Studies have shown that 60 percent to 80 percent of phosphorus coming into lakes is from less than 5 percent of the land.

Small solutions

"We're usually talking about very small pieces of land -- highly erodible soils, eroding streambanks and places getting way too much fertilizer,'' Downing said.

Targeting one acre is more cost effective than treating 10 acres upstream. Placing eroding streambanks in permanent vegetation and building small nutrient retention ponds can be effective at slowing sediment and phosphorus loading.

"Not everyone may be comfortable with this because it may be their land that is eroding and causing the problem,'' Downing said.

Downing said phosphorus moving off farmland into water is the problem. Eroded soil particles contain high concentrations of phosphorus. Land in grass keeps soil and phosphorus in place.


"We need to keep soil in the field,'' Downing said.

Iowa has some of the most productive land in the world. Due to soil erosion Iowa lakes are some of the most nutrient rich in the world, Downing said. High levels of phosphorus and sediment cause algae blooms and poor water clarity.

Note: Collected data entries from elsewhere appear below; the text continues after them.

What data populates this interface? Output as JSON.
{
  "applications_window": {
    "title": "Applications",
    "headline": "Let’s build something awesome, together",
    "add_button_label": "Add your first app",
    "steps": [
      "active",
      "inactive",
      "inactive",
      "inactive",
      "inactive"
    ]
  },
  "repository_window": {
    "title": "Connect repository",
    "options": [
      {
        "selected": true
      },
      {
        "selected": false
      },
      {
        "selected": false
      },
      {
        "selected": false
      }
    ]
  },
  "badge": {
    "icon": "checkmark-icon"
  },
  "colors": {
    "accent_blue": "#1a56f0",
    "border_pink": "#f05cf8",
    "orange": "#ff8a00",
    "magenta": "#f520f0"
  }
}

Agricultural runoff isn't responsible for the entire phosphorus problem, Downing said. Urban areas leak phosphorus and rainwater contains increasing levels of phosphorus as does ground water. In fact, 30 percent of the phosphorus problem in Clear Lake comes from particulates in rainfall and from ground water. A study of Iowa water clarity records shows that quality continues to decline, Downing said. In 1896 water clarity was 10 feet at Clear Lake. It declined to 5 feet by 1950, 3 feet by 1970 and was 1 foot in the late 1990s.

Iowa's lakes are important resources, Downing said. Clear Lake generates $200 million in economic activity annually. That's $54,000 for each of the lake's 3,684 acres.

Citizens willing

According to research conducted by ISU's Center for Agriculture and Rural Development, Clear Lake visitors would be willing to pay $150 per year over the next five years to improve the lake.

People living in the watershed would be willing to pay $600 to $700 per year over the next five years.